Panelists on the webinar discussed how last year’s virtual environments affected financial advisers and their clients. The shift to phone or web calls added a layer of personal touch that’s not always possible with in-person meetings, said Meghaan Lurtz, a senior research associate at Kitces.com who also lectures at Columbia University, Kansas State University and the University of Maryland. There are more opportunities to check in and clients are more likely to reach out with virtual meetings or phone calls, she added.
“In many ways, telemeetings are just convenient,” Lurtz continued. “Being able to hop on a call with a client when they really need you is very powerful.”
However, the shift to online communications has its downsides. For one, it can remove the connection a financial expert and client typically get with face-to-face contact. Whereas in-person sessions allow both parties to pick up on verbal or non-verbal cues, such as head nodding or eye contact, it’s harder to get those cues in tele- or virtual environments.

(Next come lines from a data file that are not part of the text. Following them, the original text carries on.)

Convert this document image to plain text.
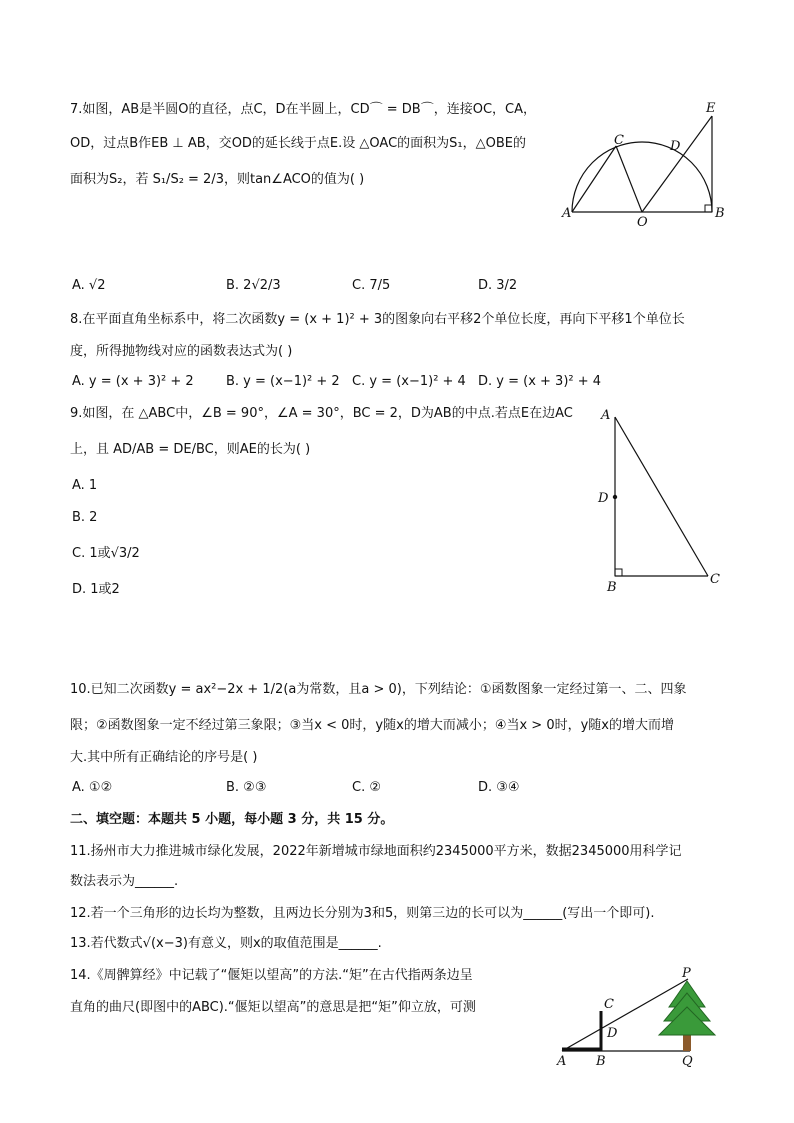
7.如图，AB是半圆O的直径，点C，D在半圆上，CD⌒ = DB⌒，连接OC，CA，
OD，过点B作EB ⊥ AB，交OD的延长线于点E.设 △OAC的面积为S₁，△OBE的
面积为S₂，若 S₁/S₂ = 2/3，则tan∠ACO的值为( )
E
C	D
A
O
B
A. √2	B. 2√2/3	C. 7/5	D. 3/2
8.在平面直角坐标系中，将二次函数y = (x + 1)² + 3的图象向右平移2个单位长度，再向下平移1个单位长
度，所得抛物线对应的函数表达式为( )
A. y = (x + 3)² + 2 B. y = (x−1)² + 2 C. y = (x−1)² + 4 D. y = (x + 3)² + 4
9.如图，在 △ABC中，∠B = 90°，∠A = 30°，BC = 2，D为AB的中点.若点E在边AC
上，且 AD/AB = DE/BC，则AE的长为( )
A. 1
B. 2
C. 1或√3/2
D. 1或2
A
D
B
C
10.已知二次函数y = ax²−2x + 1/2(a为常数，且a > 0)，下列结论：①函数图象一定经过第一、二、四象
限；②函数图象一定不经过第三象限；③当x < 0时，y随x的增大而减小；④当x > 0时，y随x的增大而增
大.其中所有正确结论的序号是( )
A. ①②	B. ②③	C. ②	D. ③④
二、填空题：本题共 5 小题，每小题 3 分，共 15 分。
11.扬州市大力推进城市绿化发展，2022年新增城市绿地面积约2345000平方米，数据2345000用科学记
数法表示为______.
12.若一个三角形的边长均为整数，且两边长分别为3和5，则第三边的长可以为______(写出一个即可).
13.若代数式√(x−3)有意义，则x的取值范围是______.
14.《周髀算经》中记载了“偃矩以望高”的方法.“矩”在古代指两条边呈
直角的曲尺(即图中的ABC).“偃矩以望高”的意思是把“矩”仰立放，可测
P
C
D
A B	Q
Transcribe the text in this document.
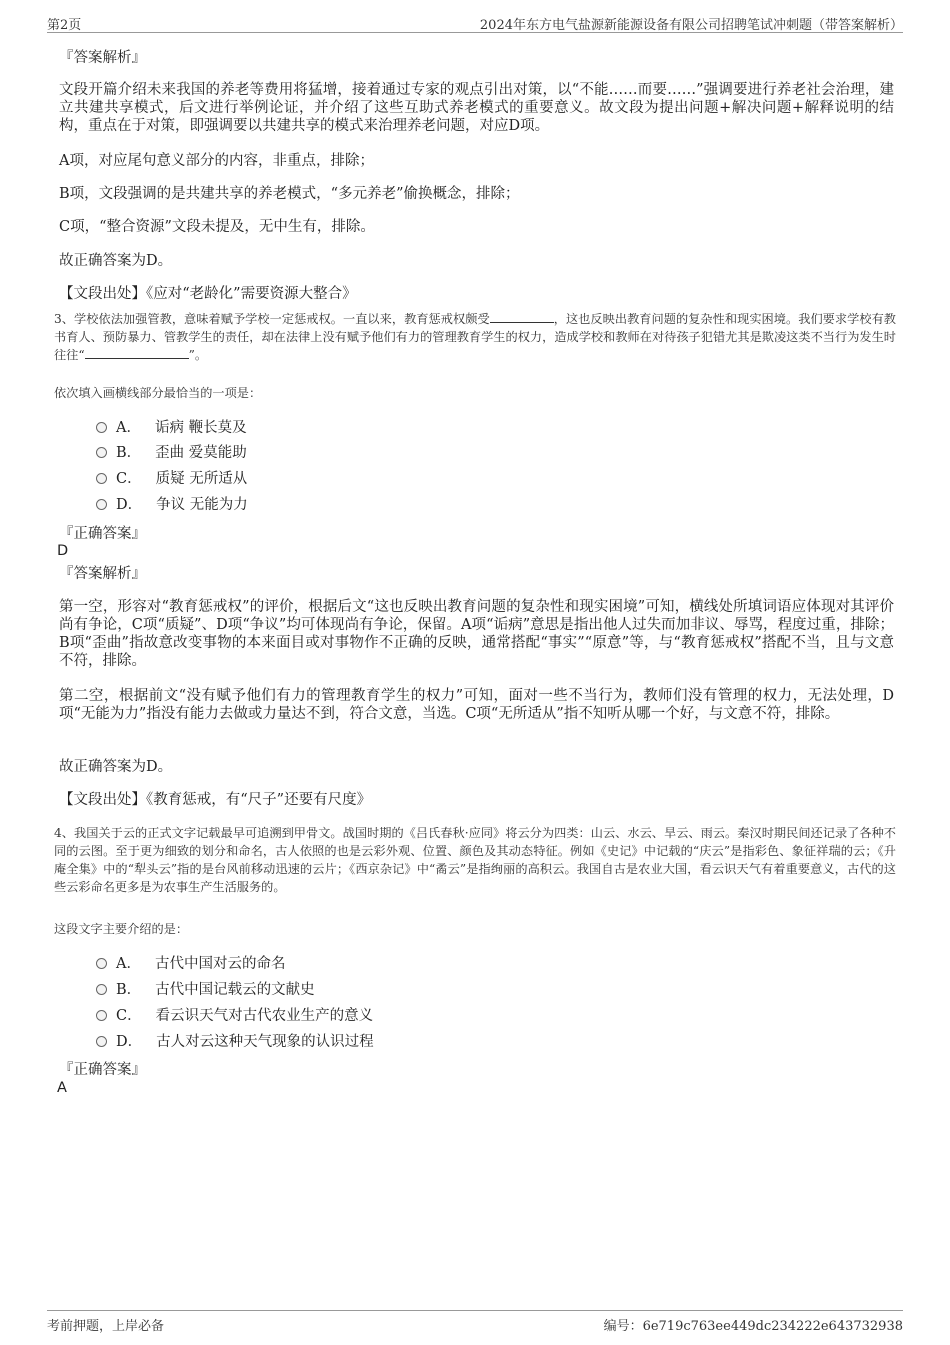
第2页	2024年东方电气盐源新能源设备有限公司招聘笔试冲刺题（带答案解析）
『答案解析』
文段开篇介绍未来我国的养老等费用将猛增，接着通过专家的观点引出对策，以“不能……而要……”强调要进行养老社会治理，建立共建共享模式，后文进行举例论证，并介绍了这些互助式养老模式的重要意义。故文段为提出问题+解决问题+解释说明的结构，重点在于对策，即强调要以共建共享的模式来治理养老问题，对应D项。
A项，对应尾句意义部分的内容，非重点，排除；
B项，文段强调的是共建共享的养老模式，“多元养老”偷换概念，排除；
C项，“整合资源”文段未提及，无中生有，排除。
故正确答案为D。
【文段出处】《应对“老龄化”需要资源大整合》
3、学校依法加强管教，意味着赋予学校一定惩戒权。一直以来，教育惩戒权颇受	，这也反映出教育问题的复杂性和现实困境。我们要求学校有教书育人、预防暴力、管教学生的责任，却在法律上没有赋予他们有力的管理教育学生的权力，造成学校和教师在对待孩子犯错尤其是欺凌这类不当行为发生时往往“	”。
依次填入画横线部分最恰当的一项是：
A． 诟病 鞭长莫及
B． 歪曲 爱莫能助
C． 质疑 无所适从
D． 争议 无能为力
『正确答案』
D
『答案解析』
第一空，形容对“教育惩戒权”的评价，根据后文“这也反映出教育问题的复杂性和现实困境”可知，横线处所填词语应体现对其评价尚有争论，C项“质疑”、D项“争议”均可体现尚有争论，保留。A项“诟病”意思是指出他人过失而加非议、辱骂，程度过重，排除；B项“歪曲”指故意改变事物的本来面目或对事物作不正确的反映，通常搭配“事实”“原意”等，与“教育惩戒权”搭配不当，且与文意不符，排除。
第二空，根据前文“没有赋予他们有力的管理教育学生的权力”可知，面对一些不当行为，教师们没有管理的权力，无法处理，D项“无能为力”指没有能力去做或力量达不到，符合文意，当选。C项“无所适从”指不知听从哪一个好，与文意不符，排除。
故正确答案为D。
【文段出处】《教育惩戒，有“尺子”还要有尺度》
4、我国关于云的正式文字记载最早可追溯到甲骨文。战国时期的《吕氏春秋·应同》将云分为四类：山云、水云、旱云、雨云。秦汉时期民间还记录了各种不同的云图。至于更为细致的划分和命名，古人依照的也是云彩外观、位置、颜色及其动态特征。例如《史记》中记载的“庆云”是指彩色、象征祥瑞的云；《升庵全集》中的“犁头云”指的是台风前移动迅速的云片；《西京杂记》中“矞云”是指绚丽的高积云。我国自古是农业大国，看云识天气有着重要意义，古代的这些云彩命名更多是为农事生产生活服务的。
这段文字主要介绍的是：
A． 古代中国对云的命名
B． 古代中国记载云的文献史
C． 看云识天气对古代农业生产的意义
D． 古人对云这种天气现象的认识过程
『正确答案』
A
考前押题，上岸必备	编号：6e719c763ee449dc234222e643732938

“If your mic or video is off, we lose that ability to connect with others around us,” Lurtz pointed out.
Additionally, clients can zone out during a call, and it becomes tougher to actively engage with other members.
To avoid these issues, financial advisers can create a list of to-dos, including organizing a “tech check” with clients who do not understand how to use video platforms and practicing troubleshooting, Lurtz said.

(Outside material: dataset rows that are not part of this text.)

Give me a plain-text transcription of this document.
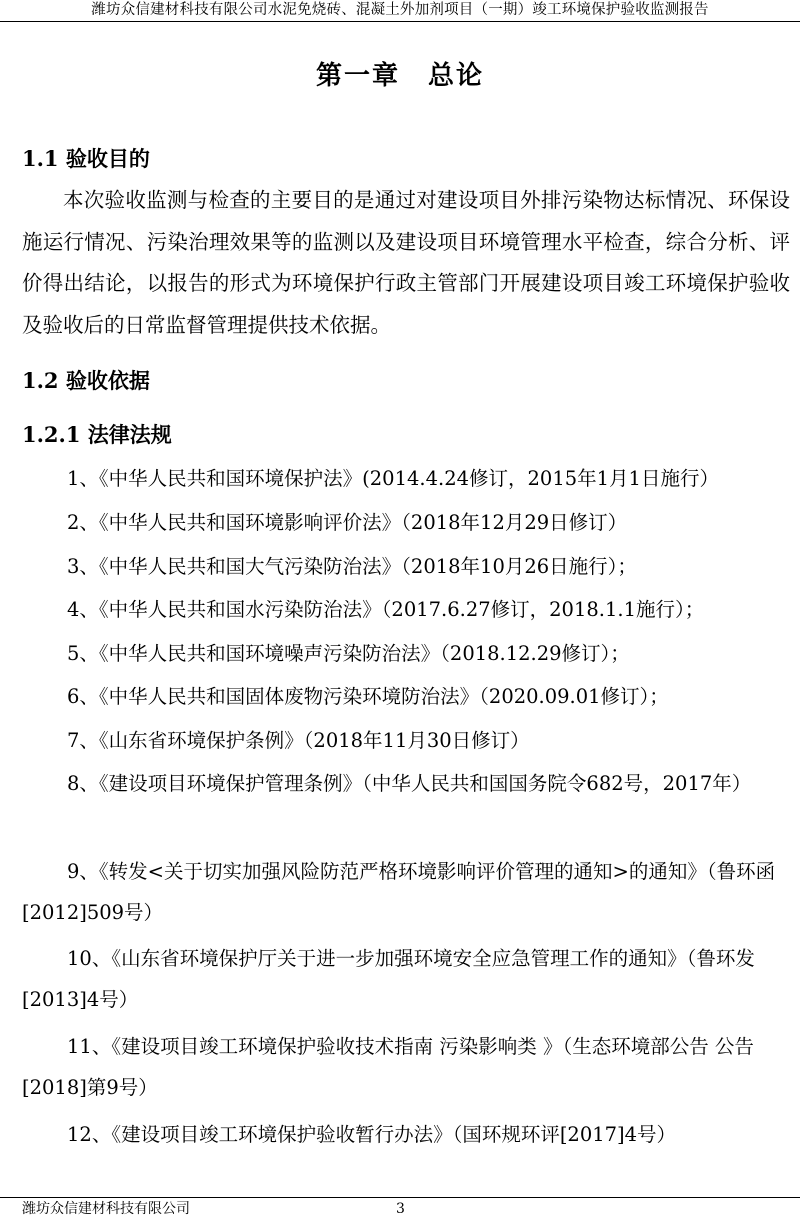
潍坊众信建材科技有限公司水泥免烧砖、混凝土外加剂项目（一期）竣工环境保护验收监测报告
第一章　总论
1.1 验收目的
本次验收监测与检查的主要目的是通过对建设项目外排污染物达标情况、环保设施运行情况、污染治理效果等的监测以及建设项目环境管理水平检查，综合分析、评价得出结论，以报告的形式为环境保护行政主管部门开展建设项目竣工环境保护验收及验收后的日常监督管理提供技术依据。
1.2 验收依据
1.2.1 法律法规
1、《中华人民共和国环境保护法》(2014.4.24修订，2015年1月1日施行）
2、《中华人民共和国环境影响评价法》（2018年12月29日修订）
3、《中华人民共和国大气污染防治法》（2018年10月26日施行）；
4、《中华人民共和国水污染防治法》（2017.6.27修订，2018.1.1施行）；
5、《中华人民共和国环境噪声污染防治法》（2018.12.29修订）；
6、《中华人民共和国固体废物污染环境防治法》（2020.09.01修订）；
7、《山东省环境保护条例》（2018年11月30日修订）
8、《建设项目环境保护管理条例》（中华人民共和国国务院令682号，2017年）
9、《转发<关于切实加强风险防范严格环境影响评价管理的通知>的通知》（鲁环函[2012]509号）
10、《山东省环境保护厅关于进一步加强环境安全应急管理工作的通知》（鲁环发[2013]4号）
11、《建设项目竣工环境保护验收技术指南 污染影响类 》（生态环境部公告 公告[2018]第9号）
12、《建设项目竣工环境保护验收暂行办法》（国环规环评[2017]4号）
潍坊众信建材科技有限公司	3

Additionally, advisers can consider creating calm backgrounds for on-camera meetings. How your home office is arranged can alter how clients are thinking about their finances. For example, studies have shown that therapy office environments are more favorably received than traditional financial services environments. Consider adding a couch, bookshelf or even a visible painting to your workplace, Lurtz recommended.

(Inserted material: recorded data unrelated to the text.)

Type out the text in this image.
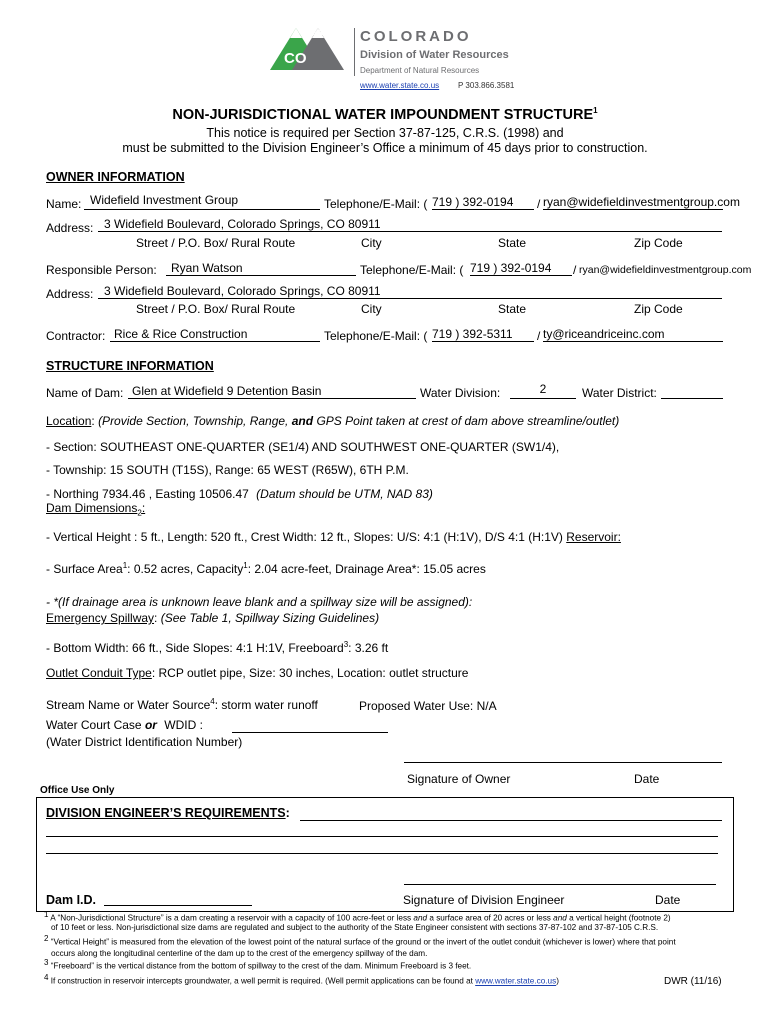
DNR
CO
COLORADO
Division of Water Resources
Department of Natural Resources
www.water.state.co.us P 303.866.3581
NON-JURISDICTIONAL WATER IMPOUNDMENT STRUCTURE$^1$
This notice is required per Section 37-87-125, C.R.S. (1998) and
must be submitted to the Division Engineer’s Office a minimum of 45 days prior to construction.
OWNER INFORMATION
Name: Widefield Investment Group	Telephone/E-Mail: ( 719 ) 392-0194	/ ryan@widefieldinvestmentgroup.com
Address: 3 Widefield Boulevard, Colorado Springs, CO 80911
Street / P.O. Box/ Rural Route	City	State	Zip Code
Responsible Person:	Ryan Watson	Telephone/E-Mail: ( 719 ) 392-0194	/ ryan@widefieldinvestmentgroup.com
Address: 3 Widefield Boulevard, Colorado Springs, CO 80911
Street / P.O. Box/ Rural Route	City	State	Zip Code
Contractor: Rice & Rice Construction	Telephone/E-Mail: ( 719 ) 392-5311	/ ty@riceandriceinc.com
STRUCTURE INFORMATION
Name of Dam: Glen at Widefield 9 Detention Basin	Water Division:	2	Water District:
Location: (Provide Section, Township, Range, and GPS Point taken at crest of dam above streamline/outlet)
- Section: SOUTHEAST ONE-QUARTER (SE1/4) AND SOUTHWEST ONE-QUARTER (SW1/4),
- Township: 15 SOUTH (T15S), Range: 65 WEST (R65W), 6TH P.M.
- Northing 7934.46 , Easting 10506.47 (Datum should be UTM, NAD 83)
Dam Dimensions$_2$:
- Vertical Height : 5 ft., Length: 520 ft., Crest Width: 12 ft., Slopes: U/S: 4:1 (H:1V), D/S 4:1 (H:1V) Reservoir:
- Surface Area$^1$: 0.52 acres, Capacity$^1$: 2.04 acre-feet, Drainage Area*: 15.05 acres
- *(If drainage area is unknown leave blank and a spillway size will be assigned):
Emergency Spillway: (See Table 1, Spillway Sizing Guidelines)
- Bottom Width: 66 ft., Side Slopes: 4:1 H:1V, Freeboard$^3$: 3.26 ft
Outlet Conduit Type: RCP outlet pipe, Size: 30 inches, Location: outlet structure
Stream Name or Water Source$^4$: storm water runoff	Proposed Water Use: N/A
Water Court Case or WDID :
(Water District Identification Number)
Signature of Owner	Date
Office Use Only
DIVISION ENGINEER’S REQUIREMENTS:
Dam I.D.	Signature of Division Engineer	Date
$^1$ A “Non-Jurisdictional Structure” is a dam creating a reservoir with a capacity of 100 acre-feet or less and a surface area of 20 acres or less and a vertical height (footnote 2)
of 10 feet or less. Non-jurisdictional size dams are regulated and subject to the authority of the State Engineer consistent with sections 37-87-102 and 37-87-105 C.R.S.
$^2$ “Vertical Height” is measured from the elevation of the lowest point of the natural surface of the ground or the invert of the outlet conduit (whichever is lower) where that point
occurs along the longitudinal centerline of the dam up to the crest of the emergency spillway of the dam.
$^3$ “Freeboard” is the vertical distance from the bottom of spillway to the crest of the dam. Minimum Freeboard is 3 feet.
$^4$ If construction in reservoir intercepts groundwater, a well permit is required. (Well permit applications can be found at www.water.state.co.us)	DWR (11/16)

Outside of virtual interactions, experts discussed planning for longevity and appropriately investing for the future. A Health and Retirement study from Morningstar revealed that while individuals have a “decent” sense of their longevity, many respondents made significant errors to their estimates.
For example, those who indicated that they thought they had a 0% chance of surviving to age 75 actually had about a 50% chance of survival. Those who gave a 100% probability only had about an 80% chance, said David Blanchett, head of retirement research at Morningstar, who also authored the study. “In the grand scheme of things, people do not have a great concept of how long they will live,” he said during the panel.
Financial advisers are not much better at assessing longevity either, he added. According to the research, fewer financial advisers are customizing retirement end age assumptions or personalizing retirement timelines. In the research, Blanchett noted that about 70% of plans use a retirement end age of 90 while 20% use age 95. Additionally, the research found that, on average, advisers were not capturing the “tail” risk associated with married households.
“When there are two people, you’re focused on the probability that one person can live for a very long time,” Blanchett said.
Lurtz agreed, recommending advisers seriously engage both people in a partnership. Staying away from a “one-size-fits-all” approach and personalizing these accounts will lead to enhanced outcomes for the household and the advisory business.
“If you can’t get both clients engaged, it negatively impacts your business,” Lurtz said. “If the client who was disengaged ends up living longer, they might not feel like they can connect with you and they could move their business someplace else.”
Blanchett urged advisers to consider personalizing a client’s account by re-evaluating the questions that are being asked and the language the account uses. For example, asking clients if they smoke or if they are healthy will provide more accurate longevity projections than asking the length of time they expect to have retirement income for.